Из окна была видна полуспрятанная за лесом усадьба знакомых помещиков, куда нередко ездила Татьяна Сергеевна. Угол пруда синел так заманчиво за густою порослью берёз, и среди него ярко вырезалась белая купальня. Вон видно, как выгоняют большое стадо коров, вон огороды, поля. Вон закраснелась железная крыша мельницы. Всё это было и у неё. Татьяны Сергеевны. всё было лучше и больше. Но у этих счастливцев всё осталось, у Татьяны Сергеевны ничего больше нет. О, как бы ухватилась теперь руками Татьяна Сергеевна за свои очаровательные. за свои незабвенные Спасы! О, как безумна была она до сих пор! Этот сад, этот парк, эти комфортабельные палаты, в которых не чувствовался ни мороз зимы, ни жар лета, — чего бы ни дала она за них теперь!
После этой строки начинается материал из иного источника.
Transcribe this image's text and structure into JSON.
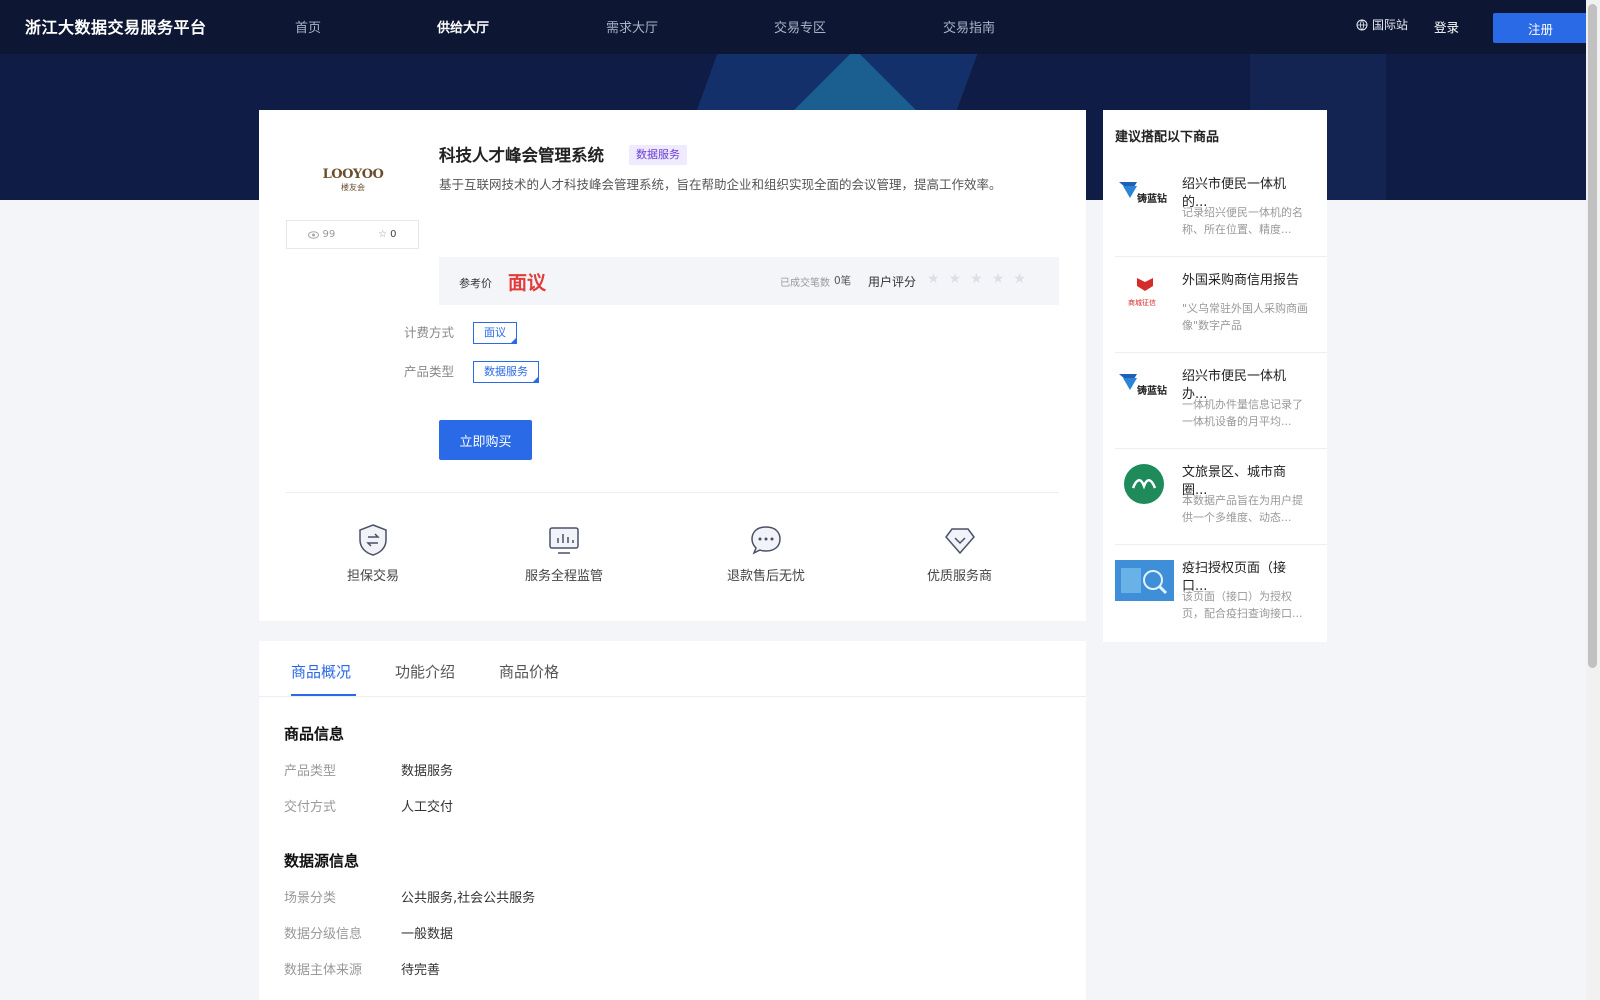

Нет, этого не может быть, чтобы она действительно, не шутя, перестала быть прежнею генеральшею Обуховою, у которой гостила целая губерния, и стала жалкою вдовою с пенсионом. Нет, она оправится, она скоро изменит положение дел. У неё в руках остаётся восемь тысяч, она заплатит их по векселям, которым ещё не вышел срок. Она купит маленькое, но устроенное именье и заведёт самое энергическое хозяйство. В пять лет она выплатит долги, заложит имение, займёт денег, прикупит земли по соседству опять станет во главе большого и приличного хозяйства. В Спасах ей мешали предания и привычки барства. Тем много было лишнего, невозможного в наше время. Теперь она станет умнее; она теперь в положении американского поселенца, которому приходится начинать всё сначала, без легенд и предрассудков. Она заведёт только одно необходимое и выгодное, она стеснит свою личную жизнь как только можно. Какой-нибудь повар и порядочная горничная ещё не Бог знает какое разорение. Она даже кучера не будет держать. Она ни с кем не будет вести знакомства, пока не приведёт в порядок своих дел…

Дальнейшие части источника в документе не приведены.